Why raising or eliminating the repayment caps is a bad idea

  1. It can be hard for people to estimate their annual income, which can lead to overpayment.
     
    • Only 8 percent of those who received premium tax credits in 2014 estimated their income correctly and did not need to make any adjustments at tax time. This illustrates the difficulty in projecting income for the coming year.
    • People may be paid larger amounts due to unanticipated events that are no fault of their own, but will still make it hard to repay. For example, a worker who receives an unexpected large tip during the holidays may decide to use the extra money to pay off loans.
    • This person will most likely be unaware of how the tip increase will affect his or her health insurance and thus be unprepared to repay a large amount at tax time.
    • People try their best to calculate projected annual income when they apply for credits, but it’s hard to estimate for the coming year. Wages on their tax returns are a year old, and hourly employees may have fluctuating hours and pay. In addition, many individuals who apply for coverage through the marketplace have non-traditional jobs like artists, actors, and small-business owners. These individuals may have varying incomes from year to year. Caps protect people with fluctuating incomes from hardships when they have done their best to comply with marketplace rules.
  2. Current caps on what people must repay the government are reasonable, and in some cases, too high.
     
    • The caps are reasonable, or if anything, too high, for people with incomes at the poverty level. For example, for a person at 133 percent of the poverty line—someone who makes $26,800 a year for a family of three ($2,233 per month)—the cap is $600. Imagine paying rent, food, day care, and health insurance premiums in any city, on an income of $2,233 a month. Even affording a $600 repayment is difficult.
    • For the 2015 tax filing season, 26 percent (more than a quarter) of those who owed back money in tax credits hit the repayment cap. This cap offers an important protection, especially given that the majority of marketplace consumers have low incomes and rely on tax returns each year.
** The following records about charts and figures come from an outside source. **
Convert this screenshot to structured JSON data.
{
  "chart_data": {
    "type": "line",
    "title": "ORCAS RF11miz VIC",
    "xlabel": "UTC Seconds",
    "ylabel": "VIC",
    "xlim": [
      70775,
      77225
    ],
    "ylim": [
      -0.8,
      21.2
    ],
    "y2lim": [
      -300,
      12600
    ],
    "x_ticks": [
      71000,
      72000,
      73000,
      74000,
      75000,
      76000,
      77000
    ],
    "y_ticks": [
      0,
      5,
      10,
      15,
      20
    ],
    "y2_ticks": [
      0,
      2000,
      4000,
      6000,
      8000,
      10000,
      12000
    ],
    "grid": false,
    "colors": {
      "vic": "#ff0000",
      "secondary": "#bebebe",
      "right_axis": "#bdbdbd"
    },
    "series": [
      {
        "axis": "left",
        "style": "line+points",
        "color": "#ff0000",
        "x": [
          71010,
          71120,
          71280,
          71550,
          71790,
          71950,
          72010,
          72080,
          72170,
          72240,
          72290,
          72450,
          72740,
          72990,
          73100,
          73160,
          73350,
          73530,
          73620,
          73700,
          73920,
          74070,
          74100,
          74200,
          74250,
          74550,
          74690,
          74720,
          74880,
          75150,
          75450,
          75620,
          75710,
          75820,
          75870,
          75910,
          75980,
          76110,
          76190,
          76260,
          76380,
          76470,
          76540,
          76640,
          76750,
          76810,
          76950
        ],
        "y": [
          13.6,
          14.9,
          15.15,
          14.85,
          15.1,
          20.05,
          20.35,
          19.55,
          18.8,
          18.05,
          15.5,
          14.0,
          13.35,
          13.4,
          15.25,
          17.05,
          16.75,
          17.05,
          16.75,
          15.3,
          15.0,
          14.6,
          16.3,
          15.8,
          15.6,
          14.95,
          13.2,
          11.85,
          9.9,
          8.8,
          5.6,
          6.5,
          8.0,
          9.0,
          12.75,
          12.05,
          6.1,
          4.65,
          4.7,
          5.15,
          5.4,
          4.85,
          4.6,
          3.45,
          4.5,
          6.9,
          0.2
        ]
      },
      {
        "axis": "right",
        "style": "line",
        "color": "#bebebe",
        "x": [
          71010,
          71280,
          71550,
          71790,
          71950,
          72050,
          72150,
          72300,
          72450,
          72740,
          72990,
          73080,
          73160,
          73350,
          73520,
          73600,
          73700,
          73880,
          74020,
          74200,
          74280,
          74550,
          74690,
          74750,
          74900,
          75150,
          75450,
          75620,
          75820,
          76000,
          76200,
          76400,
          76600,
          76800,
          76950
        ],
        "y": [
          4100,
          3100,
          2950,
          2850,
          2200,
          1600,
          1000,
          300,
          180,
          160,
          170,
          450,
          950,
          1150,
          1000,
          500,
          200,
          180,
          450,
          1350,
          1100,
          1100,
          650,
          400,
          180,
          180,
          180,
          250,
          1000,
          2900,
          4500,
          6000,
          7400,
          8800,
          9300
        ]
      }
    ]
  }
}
  3. Caps on repayment are important to the effective operation of the health insurance marketplace.
     
    • The repayment caps reassure consumers that it is not a great financial risk to apply for marketplace coverage and that if they have tried to comply with the law, their obligations will be limited. Higher caps would discourage enrollment.

We hope the House Ways and Means Committee will take into consideration that affordability and accessibility should be the top priorities for health care in America. If it votes to eliminate these repayment caps, it could harm millions of people who can’t repay and even cause many to forgo needed care.